Senior government major Ali Husaini discusses how financial aid and extraordinary hands-on experiences are launching him toward his dreams of entering politics and making positive changes for those in need.
Before his legislative career officially began, Franklin & Marshall College senior Ali Husaini already saw a bill signed into law.
As part of an Advanced Placement® (AP) government class, Husaini and his classmates introduced a civil rights bill to Congress. Husaini described traveling from his home state of New Jersey to Washington, D.C., to lobby members of Congress and garner support for the bill. The bill—the Civil Rights Cold Case Records Collection Act of 2018, which aims to bring justice to the victims of civil rights cold cases—was signed into law in January 2019 when Husaini was in his first year at F&M.
This experience foreshadowed what Husaini envisions for his future.
“I want to be in the front and center and be immersed in the political system, getting outcomes that benefit the people that are most in need,” he said.
A government major and religious studies minor, Husaini has had many professional opportunities to discover what legislative affairs look like and explore what happens in the halls of Congress. He previously interned with U.S. Rep. Bonnie Watson Coleman, enjoyed state-level legislature internships, and most recently interned with Massachusetts Congresswoman Ayanna Pressley under the Islamic Scholarship Fund’s Congressional Internship Program, which matches Muslim students with internships. Funding for the experience came from the Ken Duberstein ’65 Public Service Internship Endowment, which provides financial support to F&M students who earn federal government internships in Washington, D.C. Duberstein passed away on March 2, 2022.

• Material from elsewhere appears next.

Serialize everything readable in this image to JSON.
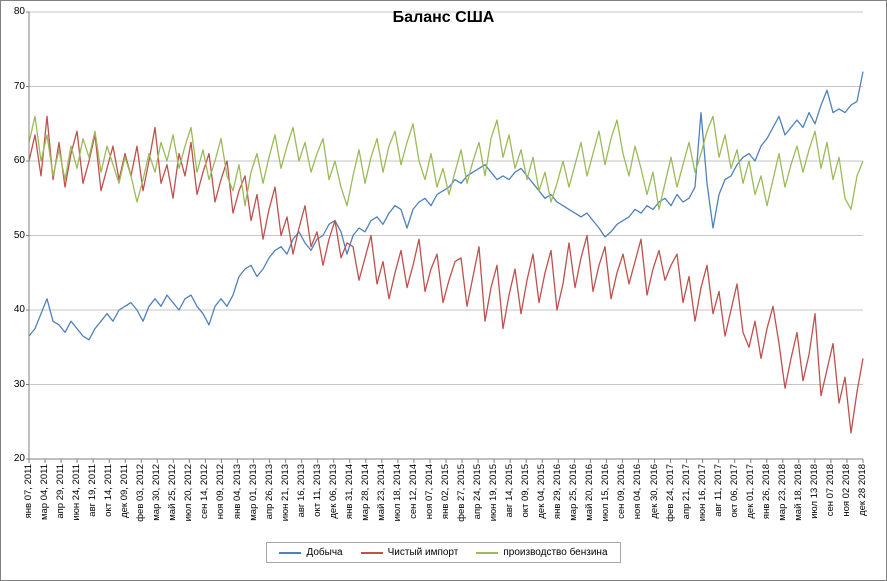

“I had the opportunity to meet Mr. Duberstein—that’s not anything small,” Husaini said. “That was a big deal to me to meet the (former) chief of staff of a U.S. president. The opportunity to get to know him and have follow-up conversations with him, that was a big deal to me.”
Husaini said he’s grateful that money wasn’t a barrier to these opportunities, nor to his F&M experience.
“I get to study the things I want to study, and I get to do that because of the opportunities afforded to me through financial aid,” he said.
Husaini said his F&M financial aid package allows him to focus on his studies and fully immerse himself in everything F&M has to offer. He said his coursework not only teaches him about congressional and legislative processes, but shapes him into a well-rounded person who can think, analyze and communicate. He has learned to appreciate, accept and value the complexity of thought and the spectrum of diverse views and perspectives. Husaini also enjoys the friendships and one-on-one relationships he has formed, and the leadership opportunities that are “unheard of at other institutions.” He is parliamentarian of the Diplomatic Congress, president of Model UN, treasurer of the Ware College House Parliament and a member of Alumni Leaders of Tomorrow.
“I’ve benefited from this institution, and it all goes back to (the fact) that I can afford to be here because of financial aid,” he said. “To have somebody like me, who is of South Asian descent, who is a Muslim—Muslims are really underrepresented within policymaking spaces—this opportunity has helped me understand that someone like me, the son of immigrants, does have the opportunity to make change in this country.”
Husaini said he plans to pay it forward in the future.
“The fact that F&M invested in me, that is going to make me invest back in F&M later,” he said. “It reinforces the idea that you’re a Diplomat for life.”